Milliyetçiliğe ve ulusalcılığa kim, neden saldırıyor?
Son beş-altı yıllık dönemde, milliyetçiliğe ve ulusalcılığa saldırıyı, ABD eski büyükelçisi Edelman başlattı. Ardından “Ulusalcılığı aşacağız” komutu alan bir şebeke de iftira yağdırdı. Aslında TÜSİAD, 2002 yılında liseler için hazırlattığı felsefe kitabında, küreselleşmeyi önünde durulması imkânsız bir güç, ulus devleti ise küçültülmesi gereken bir canavar olarak sunuyordu.
Kitabın 195’inci sayfasındaki “Ulusçuluğun tehlikeleri” başlığı altında Türkiye’nin kuruluş felsefesi tehlike olarak gösteriliyordu.
* * *
Orgeneral Yaşar Büyükanıt, Genelkurmay Başkanlığı’nı devralırken şöyle demişti:
“Türkiye Cumhuriyeti kurulduğu günden bugüne kadar hiçbir zaman, bu kadar tehditle aynı anda karşı karşıya gelmemiştir.”
Türkiye, böyle şartlar içindeyken, milliyetçiliğe veya ulusalcılığa saldırmak, tehdidin ta kendisiydi! Ve bu saldırıyı, zaman zaman bazı bakanlar üstlenecekti!
Milli Eğitim Bakanı Hüseyin Çelik, 2005 yılında 14 Nisan günü, bir lisede düzenlenen konferansta yaptığı konuşmada, ulusalcılık rüzgârının zararlarından bahsetti. Çelik, bir öğrencinin, yabancılara toprak satışı konusundaki endişeleri dile getirmesi üzerine, AB’ye girince zaten sınırların ortadan kalkacağını söyledi.
* * *
Aslında Türk solcularının milliyetçi olmasından korkuyorlardı! ABD korkuyordu, AB korkuyordu ve daha çok içerideki işbirlikçiler korkuyordu.

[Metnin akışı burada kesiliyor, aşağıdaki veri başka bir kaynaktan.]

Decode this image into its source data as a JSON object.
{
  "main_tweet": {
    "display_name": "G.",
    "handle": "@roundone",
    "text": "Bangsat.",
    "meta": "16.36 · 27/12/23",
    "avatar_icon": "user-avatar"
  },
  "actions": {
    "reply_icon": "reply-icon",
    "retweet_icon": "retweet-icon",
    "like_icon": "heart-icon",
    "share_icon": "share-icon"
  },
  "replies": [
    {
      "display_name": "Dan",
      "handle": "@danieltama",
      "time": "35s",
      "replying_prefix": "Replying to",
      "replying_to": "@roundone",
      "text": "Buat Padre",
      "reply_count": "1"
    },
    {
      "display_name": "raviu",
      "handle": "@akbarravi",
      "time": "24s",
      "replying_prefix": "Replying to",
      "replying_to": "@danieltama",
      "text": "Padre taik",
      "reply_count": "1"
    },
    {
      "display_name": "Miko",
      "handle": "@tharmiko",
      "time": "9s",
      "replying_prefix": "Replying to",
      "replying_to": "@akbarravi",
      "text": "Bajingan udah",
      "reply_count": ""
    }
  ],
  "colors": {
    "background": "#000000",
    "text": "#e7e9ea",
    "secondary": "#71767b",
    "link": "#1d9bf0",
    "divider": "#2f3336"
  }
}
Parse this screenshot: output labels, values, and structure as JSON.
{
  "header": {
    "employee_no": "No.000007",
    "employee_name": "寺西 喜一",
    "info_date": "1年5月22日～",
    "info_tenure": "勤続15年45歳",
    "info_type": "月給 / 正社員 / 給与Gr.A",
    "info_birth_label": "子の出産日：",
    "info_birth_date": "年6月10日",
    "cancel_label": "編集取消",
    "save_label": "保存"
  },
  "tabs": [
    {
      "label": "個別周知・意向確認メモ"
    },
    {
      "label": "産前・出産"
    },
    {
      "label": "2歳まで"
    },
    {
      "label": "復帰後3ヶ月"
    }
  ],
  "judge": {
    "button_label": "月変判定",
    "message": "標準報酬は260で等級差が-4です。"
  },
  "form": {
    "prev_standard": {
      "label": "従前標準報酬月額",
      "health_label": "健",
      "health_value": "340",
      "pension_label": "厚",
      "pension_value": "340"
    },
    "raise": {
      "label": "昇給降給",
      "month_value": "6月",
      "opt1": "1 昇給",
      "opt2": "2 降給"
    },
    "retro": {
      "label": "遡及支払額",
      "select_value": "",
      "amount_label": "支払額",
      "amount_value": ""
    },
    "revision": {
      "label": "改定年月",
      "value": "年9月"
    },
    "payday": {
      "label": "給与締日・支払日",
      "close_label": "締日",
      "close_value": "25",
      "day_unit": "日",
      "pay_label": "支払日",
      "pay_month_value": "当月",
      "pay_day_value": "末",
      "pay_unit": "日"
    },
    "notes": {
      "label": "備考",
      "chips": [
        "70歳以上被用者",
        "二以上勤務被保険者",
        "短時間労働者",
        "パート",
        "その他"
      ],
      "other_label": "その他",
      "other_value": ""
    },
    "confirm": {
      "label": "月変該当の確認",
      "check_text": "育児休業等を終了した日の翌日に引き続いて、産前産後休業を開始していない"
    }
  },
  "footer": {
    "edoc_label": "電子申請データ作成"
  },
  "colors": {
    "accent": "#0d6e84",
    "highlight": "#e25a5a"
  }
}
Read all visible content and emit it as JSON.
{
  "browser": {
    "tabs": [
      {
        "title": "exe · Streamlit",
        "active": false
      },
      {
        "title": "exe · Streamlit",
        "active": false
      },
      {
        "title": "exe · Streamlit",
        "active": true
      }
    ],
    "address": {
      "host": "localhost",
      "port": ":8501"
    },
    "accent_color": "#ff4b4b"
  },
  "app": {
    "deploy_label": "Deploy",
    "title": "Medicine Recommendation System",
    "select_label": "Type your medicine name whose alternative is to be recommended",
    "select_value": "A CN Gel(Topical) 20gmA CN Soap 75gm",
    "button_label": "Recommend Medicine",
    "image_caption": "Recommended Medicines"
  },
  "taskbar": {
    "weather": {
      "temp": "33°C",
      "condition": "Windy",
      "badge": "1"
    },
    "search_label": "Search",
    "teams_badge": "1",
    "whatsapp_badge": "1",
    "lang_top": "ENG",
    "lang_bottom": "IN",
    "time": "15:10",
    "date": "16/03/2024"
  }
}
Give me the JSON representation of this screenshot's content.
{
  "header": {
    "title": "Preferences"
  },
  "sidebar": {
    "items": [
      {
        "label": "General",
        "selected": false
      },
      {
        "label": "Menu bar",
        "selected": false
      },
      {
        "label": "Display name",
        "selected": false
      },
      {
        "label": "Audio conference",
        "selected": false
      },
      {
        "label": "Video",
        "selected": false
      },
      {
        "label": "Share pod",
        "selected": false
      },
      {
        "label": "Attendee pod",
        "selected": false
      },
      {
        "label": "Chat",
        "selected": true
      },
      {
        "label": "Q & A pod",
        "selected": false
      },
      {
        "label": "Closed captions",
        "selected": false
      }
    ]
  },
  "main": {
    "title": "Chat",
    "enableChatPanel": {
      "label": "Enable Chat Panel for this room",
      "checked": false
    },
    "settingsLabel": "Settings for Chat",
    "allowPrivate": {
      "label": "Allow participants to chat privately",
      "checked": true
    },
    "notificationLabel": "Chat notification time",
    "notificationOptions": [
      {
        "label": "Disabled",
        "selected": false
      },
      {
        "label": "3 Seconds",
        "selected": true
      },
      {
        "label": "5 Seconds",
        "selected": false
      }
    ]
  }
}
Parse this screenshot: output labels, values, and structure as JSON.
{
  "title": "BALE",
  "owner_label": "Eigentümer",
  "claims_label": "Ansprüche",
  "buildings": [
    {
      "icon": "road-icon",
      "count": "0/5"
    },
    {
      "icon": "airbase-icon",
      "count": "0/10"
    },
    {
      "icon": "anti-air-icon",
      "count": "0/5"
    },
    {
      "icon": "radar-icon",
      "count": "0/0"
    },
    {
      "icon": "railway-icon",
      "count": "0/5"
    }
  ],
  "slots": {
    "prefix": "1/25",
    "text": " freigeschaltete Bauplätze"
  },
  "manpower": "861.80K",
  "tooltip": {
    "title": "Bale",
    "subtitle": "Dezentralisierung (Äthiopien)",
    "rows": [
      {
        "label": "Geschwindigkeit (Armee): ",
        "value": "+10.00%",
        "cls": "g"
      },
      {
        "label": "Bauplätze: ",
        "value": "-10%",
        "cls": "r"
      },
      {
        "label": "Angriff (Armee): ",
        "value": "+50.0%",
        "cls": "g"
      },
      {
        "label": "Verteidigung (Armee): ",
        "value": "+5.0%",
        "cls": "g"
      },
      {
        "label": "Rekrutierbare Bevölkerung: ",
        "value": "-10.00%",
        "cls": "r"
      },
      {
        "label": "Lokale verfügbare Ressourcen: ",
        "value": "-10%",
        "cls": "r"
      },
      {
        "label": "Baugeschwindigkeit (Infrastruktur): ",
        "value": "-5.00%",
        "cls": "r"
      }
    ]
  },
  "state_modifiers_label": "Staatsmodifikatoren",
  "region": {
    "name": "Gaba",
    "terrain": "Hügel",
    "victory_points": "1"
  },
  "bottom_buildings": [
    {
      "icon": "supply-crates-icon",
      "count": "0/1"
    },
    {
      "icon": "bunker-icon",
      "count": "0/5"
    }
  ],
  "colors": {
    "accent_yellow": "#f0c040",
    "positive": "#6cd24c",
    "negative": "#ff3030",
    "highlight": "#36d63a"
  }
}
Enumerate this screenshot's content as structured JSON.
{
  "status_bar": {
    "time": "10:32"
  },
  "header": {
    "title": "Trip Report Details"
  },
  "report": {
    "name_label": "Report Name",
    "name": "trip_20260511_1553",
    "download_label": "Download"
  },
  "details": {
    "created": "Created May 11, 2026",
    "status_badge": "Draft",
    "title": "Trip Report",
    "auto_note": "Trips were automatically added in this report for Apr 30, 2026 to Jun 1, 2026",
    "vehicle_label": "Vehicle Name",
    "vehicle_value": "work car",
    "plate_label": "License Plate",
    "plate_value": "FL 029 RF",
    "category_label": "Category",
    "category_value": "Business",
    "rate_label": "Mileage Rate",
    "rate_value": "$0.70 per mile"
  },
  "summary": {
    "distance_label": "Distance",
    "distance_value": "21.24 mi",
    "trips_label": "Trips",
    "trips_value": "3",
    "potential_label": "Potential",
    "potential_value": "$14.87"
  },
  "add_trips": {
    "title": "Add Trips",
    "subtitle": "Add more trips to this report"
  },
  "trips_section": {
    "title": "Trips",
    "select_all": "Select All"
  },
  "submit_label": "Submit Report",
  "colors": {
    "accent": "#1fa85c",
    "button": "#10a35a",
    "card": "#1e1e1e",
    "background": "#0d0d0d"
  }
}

Bizim çıkış noktamız, 1993 yılından beri yazdığımız gibi Prof. Dr. Osman Turan’ın “Bugün Türklerin kendi düzenlerini tatbikata geçiremeyişinin sebeplerinden biri de, milliyet, din, insanlık ideallerini tarihteki gibi birbirine kaynaştırmak, bağdaştırmak yerine, bu kavramları birbirine aykırı unsurlar imiş gibi ele almalarıdır” tespitiydi.
1997 yılından itibaren Attila İlhan ile birlikte ayrılıkları ortadan kaldırmaya başladık. Gerisine karışmadık! Bu fikir bir dip dalgasına dönüşünce, küreselciler iftiralara başladı.
İçeriden ve dışarıdan bu dalgayı manipüle etmek, ranta dönüştürmek, devlet veya ABD adına kontrol altına almak isteyenler oldu ama hareketin bir merkezi olmadığı için kimi kontrol edeceklerini şaşırdılar! Hiçbiri başaramadı!
Edelman gibi tecrübeli bir istihbarat uzmanı bile Türkiye’nin “sivil direnç” ini çözemeyince ihaleyi kendisine bağlı bir yerli gruba verdi. Onlar da “Ulusalcılığı aşacağız” dediler.
Washington’dan, Londra’dan, Kudüs’ten gelen esintilere kapılan ne kadar satılmış liberal varsa, ulusalcılığa saldırdı, hatta küfretti.
Küreselciler, bilimsel yöntemlerle bölücülük yapıyor, matematik formüllerini kullanıyor ve toplumun “En Büyük Ortak Bölen” lerini “egemen medya” da öne çıkarıyor, biz ise toplumun “En Küçük Ortak Kat” larını hatırlatıyorduk.
* * *
Daha sonra meydana gelen ve Türkiye’ye büyük zarar veren terörist eylemleri, Tayyip Erdoğan, Mehmet Ali Şahin ve Hüseyin Çelik, ulusalcılara fatura etmeye başladı!
Mehmet Ali Şahin, “Kızılelmacı” ları suçlarken? “Bunlar samimiyetle vatanın satıldığını düşünüyor, o yüzden eyleme geçiyorlar” diyordu!
Bir milli devletin hükümet üyeleri, kendi halkının uluslararası baskılara, ekonomik işgale karşı direnç gücünü kirletmeye, hatta yok etmeye çalışıyordu.
İşte Emniyet Genel Müdürlüğü’ne sunulan ve milletin tek dayanağı olan milliyetçiliği/ulusalcılığı terörist bir faaliyet gibi gösteren rapor, böyle bir zihniyetin ürünüdür!